I am surprised to see N. "Utterly Useless!" Vadulam give the book five stars, and surprised to see myself copying his "the book does not explain command X - one star!" style, but in this case an example will help.

R's "sample" function wants a vector of values to sample from - or a single positive integer, to sample from 1,2,...,N. R's doc ("?sample") says so, if only once, but gives an example of the second scenario and provides a little wrapper called "resample" to use if one does not like the default behavior. How does the book explain this little gotcha? See pp. 112-114. First, there is a section on "resample", having the doc's wrapper and the doc's example: the need for "resample" is attributed to "a computational quirk in the 'sample' command [which produces - DS] an unexpected result when a conditional sample is used". A section on "sample" proper follows, which does not mention the scalar-argument case at all.

What do you make of this case?
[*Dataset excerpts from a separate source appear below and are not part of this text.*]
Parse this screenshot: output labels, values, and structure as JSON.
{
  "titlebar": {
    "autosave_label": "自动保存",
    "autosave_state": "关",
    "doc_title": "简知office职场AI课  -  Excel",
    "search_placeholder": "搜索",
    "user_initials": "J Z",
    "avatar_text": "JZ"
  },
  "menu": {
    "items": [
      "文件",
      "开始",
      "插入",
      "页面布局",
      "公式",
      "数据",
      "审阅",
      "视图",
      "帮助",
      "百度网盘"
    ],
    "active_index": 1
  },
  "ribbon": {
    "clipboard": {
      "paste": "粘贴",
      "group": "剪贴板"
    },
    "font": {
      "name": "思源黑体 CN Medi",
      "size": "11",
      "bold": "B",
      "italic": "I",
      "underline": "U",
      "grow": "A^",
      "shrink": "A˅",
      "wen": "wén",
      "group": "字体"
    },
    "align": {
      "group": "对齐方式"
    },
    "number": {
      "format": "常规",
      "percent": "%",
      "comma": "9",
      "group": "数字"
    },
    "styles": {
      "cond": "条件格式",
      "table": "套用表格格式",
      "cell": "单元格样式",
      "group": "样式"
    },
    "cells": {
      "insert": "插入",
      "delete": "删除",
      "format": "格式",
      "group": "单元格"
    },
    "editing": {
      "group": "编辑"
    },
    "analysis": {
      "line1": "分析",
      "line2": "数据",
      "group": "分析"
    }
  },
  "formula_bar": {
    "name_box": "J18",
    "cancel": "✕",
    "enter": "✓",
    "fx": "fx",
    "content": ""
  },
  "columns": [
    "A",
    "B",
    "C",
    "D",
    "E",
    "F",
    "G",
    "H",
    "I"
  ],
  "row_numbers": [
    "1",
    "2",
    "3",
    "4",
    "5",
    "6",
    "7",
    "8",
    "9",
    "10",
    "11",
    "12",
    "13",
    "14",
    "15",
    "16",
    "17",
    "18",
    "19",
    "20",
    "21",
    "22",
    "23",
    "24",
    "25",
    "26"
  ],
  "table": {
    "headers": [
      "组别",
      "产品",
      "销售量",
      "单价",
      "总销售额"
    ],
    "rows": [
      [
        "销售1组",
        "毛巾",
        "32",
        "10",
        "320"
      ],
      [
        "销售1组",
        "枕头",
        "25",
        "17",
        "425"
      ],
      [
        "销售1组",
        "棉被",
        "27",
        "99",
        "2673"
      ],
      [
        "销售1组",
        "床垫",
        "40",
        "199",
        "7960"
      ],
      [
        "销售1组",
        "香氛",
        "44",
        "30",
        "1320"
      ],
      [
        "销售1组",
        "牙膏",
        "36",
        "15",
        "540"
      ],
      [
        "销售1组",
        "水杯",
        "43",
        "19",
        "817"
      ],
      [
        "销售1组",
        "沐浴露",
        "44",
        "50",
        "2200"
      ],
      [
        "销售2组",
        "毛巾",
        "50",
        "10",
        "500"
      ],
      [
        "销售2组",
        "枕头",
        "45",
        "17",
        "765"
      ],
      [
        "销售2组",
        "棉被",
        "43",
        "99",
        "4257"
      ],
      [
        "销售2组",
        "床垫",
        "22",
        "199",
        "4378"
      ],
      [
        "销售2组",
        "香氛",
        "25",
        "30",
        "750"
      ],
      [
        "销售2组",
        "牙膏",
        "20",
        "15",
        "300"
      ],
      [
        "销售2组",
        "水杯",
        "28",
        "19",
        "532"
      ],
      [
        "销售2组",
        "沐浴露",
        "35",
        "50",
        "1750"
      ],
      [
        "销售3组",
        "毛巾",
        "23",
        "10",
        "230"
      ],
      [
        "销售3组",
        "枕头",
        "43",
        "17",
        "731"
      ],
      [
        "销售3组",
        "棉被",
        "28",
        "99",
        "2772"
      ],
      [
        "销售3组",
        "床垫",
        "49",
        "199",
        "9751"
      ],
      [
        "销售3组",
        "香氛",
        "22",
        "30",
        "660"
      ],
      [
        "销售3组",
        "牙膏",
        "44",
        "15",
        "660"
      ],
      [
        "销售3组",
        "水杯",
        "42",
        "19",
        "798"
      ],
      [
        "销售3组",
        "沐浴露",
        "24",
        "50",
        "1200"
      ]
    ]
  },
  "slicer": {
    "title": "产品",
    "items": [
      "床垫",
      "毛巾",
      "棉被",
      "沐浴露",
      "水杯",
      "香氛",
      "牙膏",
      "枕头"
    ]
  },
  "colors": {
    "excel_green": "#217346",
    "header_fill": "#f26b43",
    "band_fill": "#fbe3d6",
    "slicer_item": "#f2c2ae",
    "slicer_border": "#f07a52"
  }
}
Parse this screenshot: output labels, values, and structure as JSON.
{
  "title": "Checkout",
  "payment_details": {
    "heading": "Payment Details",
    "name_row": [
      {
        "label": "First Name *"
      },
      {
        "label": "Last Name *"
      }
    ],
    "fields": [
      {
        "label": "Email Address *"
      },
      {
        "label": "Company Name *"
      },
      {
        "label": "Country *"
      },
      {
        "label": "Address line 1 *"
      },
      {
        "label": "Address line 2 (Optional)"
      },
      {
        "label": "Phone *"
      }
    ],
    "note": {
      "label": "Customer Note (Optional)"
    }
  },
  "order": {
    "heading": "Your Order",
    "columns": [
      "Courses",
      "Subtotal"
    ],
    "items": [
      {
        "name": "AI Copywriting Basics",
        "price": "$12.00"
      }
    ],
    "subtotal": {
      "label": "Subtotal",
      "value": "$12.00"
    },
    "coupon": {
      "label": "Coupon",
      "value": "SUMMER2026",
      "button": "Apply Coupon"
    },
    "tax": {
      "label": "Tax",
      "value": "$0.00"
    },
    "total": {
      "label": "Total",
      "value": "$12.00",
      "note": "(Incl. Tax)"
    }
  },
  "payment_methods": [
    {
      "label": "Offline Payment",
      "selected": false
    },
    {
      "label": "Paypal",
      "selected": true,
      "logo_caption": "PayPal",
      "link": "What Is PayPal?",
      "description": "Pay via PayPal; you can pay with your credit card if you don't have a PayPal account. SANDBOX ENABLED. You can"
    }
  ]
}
In my opinion, the author did a copy-paste from the doc, but managed to confuse matters twice, by failing to explain the possible need for "resample" ("conditional sample" - what's that?), actually misrepresenting "sample" syntax, and putting "resample", not an R function, alongside and before "sample".

I get the thematically-clustered-list-of-functions approach, and would have appreciated an easy to hold and leaf through, well-indexed, compressed brochure, but this low-effort book offers neither convenience nor insight, and does not add value to R doc on your PC and the R book that you already have, assuming it's by Adler, Kabacoff or Crawley.